Si avvicina la fine della libertà per Steve Bannon, l’ex consigliere di Donald Trump, che varcherà la soglia del carcere domani 1 luglio 2024: “Sono un prigioniero politico“. Così ha esordito l’ex capo stratega in una lunga intervista rilasciata alla ABC.

Steve Bannon in carcere: “Sono un prigioniero politico”. Condannato a 4 mesi

Sconterà la sua condanna a 4 mesi di carcere a partire da domani, 1 luglio 2024, Steve Bannon, ex capo stratega e consigliere di Donald Trump. A emettere la sentenza lo scorso venerdì, 28 giugno 2024, la Corte Suprema degli Stati Uniti per la mancata comparizione in aula al processo per l’assalto a Capitol Hill del 2021.

L’ora 70enne ha, perciò, deciso di dire l’ultima parola, prima di varcare i cancelli del carcere, con una intervista all’emittente ABC, nella quale ha dichiarato che durante la sua prigionia continuerà a “servire il Paese” e auto-definendosi un “prigioniero politico“.

L’ex manager, infatti, non ha alcuna intenzione di ridursi al silenzio e conferma che farà di tutto per appellarsi alla condanna, nonostante abbia dichiarato di “stare bene in prigione“.

La condanna

Sulla testa di Bannon pendono diversi procedimenti penali.

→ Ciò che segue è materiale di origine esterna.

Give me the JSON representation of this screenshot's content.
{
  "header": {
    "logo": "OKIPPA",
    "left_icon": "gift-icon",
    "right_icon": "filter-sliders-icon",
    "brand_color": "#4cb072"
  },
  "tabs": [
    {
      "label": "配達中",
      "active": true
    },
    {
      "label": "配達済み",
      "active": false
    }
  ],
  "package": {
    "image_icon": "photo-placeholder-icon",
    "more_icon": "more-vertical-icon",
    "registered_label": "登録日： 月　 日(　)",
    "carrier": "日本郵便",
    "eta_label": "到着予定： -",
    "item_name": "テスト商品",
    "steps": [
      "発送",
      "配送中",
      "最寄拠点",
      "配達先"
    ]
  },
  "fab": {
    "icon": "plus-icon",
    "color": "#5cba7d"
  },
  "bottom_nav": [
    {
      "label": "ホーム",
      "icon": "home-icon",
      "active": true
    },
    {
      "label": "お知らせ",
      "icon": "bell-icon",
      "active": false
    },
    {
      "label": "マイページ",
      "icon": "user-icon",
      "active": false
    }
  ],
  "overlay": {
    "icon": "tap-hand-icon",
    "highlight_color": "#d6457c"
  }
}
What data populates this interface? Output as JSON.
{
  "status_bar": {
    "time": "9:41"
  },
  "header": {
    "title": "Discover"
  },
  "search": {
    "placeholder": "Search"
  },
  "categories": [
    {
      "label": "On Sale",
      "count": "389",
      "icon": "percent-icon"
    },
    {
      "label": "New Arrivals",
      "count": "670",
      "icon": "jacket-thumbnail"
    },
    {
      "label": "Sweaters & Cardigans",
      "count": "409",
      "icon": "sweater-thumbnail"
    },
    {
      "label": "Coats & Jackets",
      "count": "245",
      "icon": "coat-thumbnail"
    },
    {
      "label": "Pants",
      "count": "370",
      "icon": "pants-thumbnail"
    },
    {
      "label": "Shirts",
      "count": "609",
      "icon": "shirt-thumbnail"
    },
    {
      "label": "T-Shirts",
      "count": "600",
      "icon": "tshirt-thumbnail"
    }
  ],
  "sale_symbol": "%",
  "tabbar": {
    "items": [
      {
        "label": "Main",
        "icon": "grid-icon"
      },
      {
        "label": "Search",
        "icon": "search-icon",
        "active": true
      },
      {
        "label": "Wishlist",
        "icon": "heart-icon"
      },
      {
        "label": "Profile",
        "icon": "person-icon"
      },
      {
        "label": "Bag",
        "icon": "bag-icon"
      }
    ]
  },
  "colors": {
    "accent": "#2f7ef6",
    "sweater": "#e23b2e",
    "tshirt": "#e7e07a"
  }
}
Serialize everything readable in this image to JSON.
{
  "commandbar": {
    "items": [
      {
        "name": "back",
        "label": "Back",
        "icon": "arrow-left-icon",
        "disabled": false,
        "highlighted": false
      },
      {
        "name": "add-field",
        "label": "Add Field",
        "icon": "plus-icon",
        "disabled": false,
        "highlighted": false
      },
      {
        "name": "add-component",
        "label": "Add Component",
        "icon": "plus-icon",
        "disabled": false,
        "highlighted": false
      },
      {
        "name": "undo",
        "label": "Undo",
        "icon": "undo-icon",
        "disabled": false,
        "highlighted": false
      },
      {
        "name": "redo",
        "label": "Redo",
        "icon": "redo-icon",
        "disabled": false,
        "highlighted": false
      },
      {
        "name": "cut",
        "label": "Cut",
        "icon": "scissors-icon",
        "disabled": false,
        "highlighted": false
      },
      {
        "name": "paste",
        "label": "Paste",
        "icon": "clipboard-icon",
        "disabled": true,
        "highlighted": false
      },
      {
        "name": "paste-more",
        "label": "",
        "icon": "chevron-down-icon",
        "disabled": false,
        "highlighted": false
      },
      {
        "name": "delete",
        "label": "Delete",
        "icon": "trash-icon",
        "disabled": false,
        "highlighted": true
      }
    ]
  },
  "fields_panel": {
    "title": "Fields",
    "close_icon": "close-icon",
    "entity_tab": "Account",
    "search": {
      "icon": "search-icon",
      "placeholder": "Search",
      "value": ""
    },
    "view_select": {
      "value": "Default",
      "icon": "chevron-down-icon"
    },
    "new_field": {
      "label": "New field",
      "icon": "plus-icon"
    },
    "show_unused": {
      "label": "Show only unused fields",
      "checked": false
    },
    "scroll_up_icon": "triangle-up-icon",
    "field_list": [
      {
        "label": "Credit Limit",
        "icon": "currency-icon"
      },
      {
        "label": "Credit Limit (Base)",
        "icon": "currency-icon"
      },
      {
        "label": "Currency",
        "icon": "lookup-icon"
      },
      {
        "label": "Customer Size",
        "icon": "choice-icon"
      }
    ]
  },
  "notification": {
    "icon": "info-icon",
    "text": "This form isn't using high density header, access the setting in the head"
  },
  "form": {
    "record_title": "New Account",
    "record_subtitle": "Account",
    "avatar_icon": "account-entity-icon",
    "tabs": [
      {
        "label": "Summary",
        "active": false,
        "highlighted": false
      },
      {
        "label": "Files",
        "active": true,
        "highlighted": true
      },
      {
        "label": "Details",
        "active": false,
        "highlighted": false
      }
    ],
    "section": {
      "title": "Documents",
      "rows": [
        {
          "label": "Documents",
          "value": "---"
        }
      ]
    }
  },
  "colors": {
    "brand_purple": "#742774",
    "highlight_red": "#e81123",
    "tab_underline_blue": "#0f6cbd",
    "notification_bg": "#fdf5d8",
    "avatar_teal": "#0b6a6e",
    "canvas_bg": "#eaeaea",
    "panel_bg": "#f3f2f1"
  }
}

Il Tribunale di New York, infatti, lo vede al banco degli imputati per truffa. In particolare, pare, che l’ex consigliere trumpiano abbia concorso a truffare milioni di donatori dell’iniziativa “We Build the Wall“, per un totale di 25 milioni di dollari.

Il piano, finanziato con i proventi dei donatori, appunto, doveva concretizzarsi nella grande promessa di Trump di costruire un muro per difendere i confini statunitensi con il Messico. Bannon, infatti, è accusato di riciclaggio di denaro, cospirazione, frode e altri reati dallo Stato di New York, sebbene il politologo si sia sempre dichiarato innocente.

A sancire la fine del suo status di libero cittadino il respingimento dell’appello della Corte Suprema statunitense, per i fatti di Capitol Hill.

Il processo

Bannon si sarebbe dovuto presentare al processo, dove avrebbe dovuto rispondere di quanto accaduto al Campidoglio, durante l’assalto del 2021. L’allora incaricata commissione d’indagine aveva richiesto la presenza dell’ex stratega come testimone.

Secondo l’accusa, infatti, l’uomo sarebbe stato a conoscenza dell’assalto orchestrato dai sostenitori di Trump per impedire la certificazione di Biden come presidente eletto, durante le elezioni di novembre 2021.

A conferma di ciò, la telefonata che Bannon avrebbe intrattenuto proprio con l’ex presidente statunitense e, poi, la sua ambigua frase Domani sarà un casino“, rilasciata il giorno prima dell’attacco al Campidoglio, durante il podcast di estrema destra che lo vedeva ospite.

La difesa

Secondo i legali di Bannon, invece, l’uomo avrebbe potuto rifiutarsi di comparire in processo perché l’ex presidente Trump stava esercitando il privilegio esecutivo, al momento dell’assalto. Ovvero, si tratterebbe di quel potere che permette al presidente di non rivelare informazioni al Congresso.

Tuttavia, Trump avrebbe esercitato abusivamente tale privilegio, dato che il magnate della Trump Tower non era più presidente. Ma, appunto, aveva dovuto cedere la poltrona a Biden, legittimo vincitore alle elezioni. Su questo punto accusa e difesa si sono scontrate duramente.

Per la difesa di Bannon, infatti, le Elezioni Presidenziali del 2020 erano state illegittime e, dunque, senza alcun valore.